By guest blogger Alyson Klein
This post originally appeared on the Politics K-12 blog.
It's a familiar situation in classrooms around the country: A student passes off someone else's work as their own. The teacher figures out what happened. And the student faces the consequences, whether it's suspension, a zero on the assignment, or just a talking-to.
That scenario is playing out on a much, much bigger and higher stakes scale here at the Republican National Convention. Late last night, eagle-eyed reporters and viewers noticed that Melania Trump, the wife of presumptive nominee Donald Trump, lifted some lines in her primetime address from the speech that Michelle Obama gave about her husband at the 2008 Democratic convention.
It's not clear which portions of the speech were written by Mrs. Trump, as opposed to a staffer. But, whoever they were, the author, or authors, clearly missed an important grade-school lesson, teachers say.
Margaret Pasquale, a middle school English teacher at Sacred Heart School, a Catholic school in Kingston, Mass., said that if one of her 7th graders had tried something similar, she would have rejected their paper and given the student a talking-to, but allowed them to make up the assignment.
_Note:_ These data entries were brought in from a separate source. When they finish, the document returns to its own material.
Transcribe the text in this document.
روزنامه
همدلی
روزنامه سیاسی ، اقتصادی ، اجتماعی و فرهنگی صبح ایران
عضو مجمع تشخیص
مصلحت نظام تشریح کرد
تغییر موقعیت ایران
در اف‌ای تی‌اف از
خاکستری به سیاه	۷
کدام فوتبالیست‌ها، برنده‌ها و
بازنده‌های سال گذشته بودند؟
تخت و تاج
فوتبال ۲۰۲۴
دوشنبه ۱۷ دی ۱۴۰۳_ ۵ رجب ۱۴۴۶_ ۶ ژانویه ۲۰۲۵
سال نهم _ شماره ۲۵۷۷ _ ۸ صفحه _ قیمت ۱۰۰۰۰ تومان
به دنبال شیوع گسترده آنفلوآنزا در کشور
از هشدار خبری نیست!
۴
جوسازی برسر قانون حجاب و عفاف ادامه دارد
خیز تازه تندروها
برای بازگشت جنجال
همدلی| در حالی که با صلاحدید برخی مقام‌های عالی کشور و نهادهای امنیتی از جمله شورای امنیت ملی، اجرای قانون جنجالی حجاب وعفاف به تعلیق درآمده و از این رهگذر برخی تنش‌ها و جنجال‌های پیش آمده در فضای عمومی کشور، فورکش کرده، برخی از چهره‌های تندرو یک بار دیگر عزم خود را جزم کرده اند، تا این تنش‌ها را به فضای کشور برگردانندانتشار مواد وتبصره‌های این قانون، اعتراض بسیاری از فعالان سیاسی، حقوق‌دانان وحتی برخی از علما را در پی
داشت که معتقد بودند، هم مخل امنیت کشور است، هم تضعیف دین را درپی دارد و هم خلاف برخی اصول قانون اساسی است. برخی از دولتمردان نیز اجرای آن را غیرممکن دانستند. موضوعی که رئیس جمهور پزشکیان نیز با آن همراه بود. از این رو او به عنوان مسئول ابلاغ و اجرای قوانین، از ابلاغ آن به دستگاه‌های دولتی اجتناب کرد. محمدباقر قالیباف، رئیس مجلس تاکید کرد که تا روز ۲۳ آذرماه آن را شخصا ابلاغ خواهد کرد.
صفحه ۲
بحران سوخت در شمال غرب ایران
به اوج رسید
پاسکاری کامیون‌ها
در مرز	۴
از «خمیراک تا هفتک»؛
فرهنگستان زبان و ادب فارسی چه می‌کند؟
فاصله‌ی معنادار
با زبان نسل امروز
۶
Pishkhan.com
A high school student at her school would have faced more serious repercussions, though, particularly if they were a repeat offender, said Pasquale, who has been teaching for a dozen years and is a political independent.
Students sometimes don't realize that they are plagiarizing when they don't paraphrase appropriately or cite their source, Pasquale said.
Part of writing instruction is making sure students understand when their work crosses the line between being inspired or informed by someone's work, and stealing their words or ideas, said Pasquale. They may not understand that "it's still plagiarism if it's accidental," she added.
Whoever wrote the speech may not been held accountable for past plagiarism, she said. And now they're learning the lesson on "the world stage."
The campaign, she said, could have run the speech through a program or website intended to pick up on plagiarism. After all, Pasquale said, the internet has made it easy for students to crib someone else's work, but it's also made catching them easier.
Darren Waddles, an GOP delegate from Arkansas who's also a college student and about to begin work as a student-teacher, doesn't blame Mrs. Trump for the problems with the speech—he suspects a staffer probably lifted the lines.
If the speech had been an assignment for his future social studies class, Waddles said he probably would have sat the student down and had a "heart-to-heart." He would have explained that plagiarism can get you "expelled from college."
We asked some of our Twitter followers who are teachers what they made of the controversy now surrounding Mrs. Trump's speech. Some said whoever lifted the lines from Obama missed some key lessons in English class.
And others pointed out that this is hardly the first political speech to face allegations of plagiarism—President Barack Obama faced similar questions when he ran for office.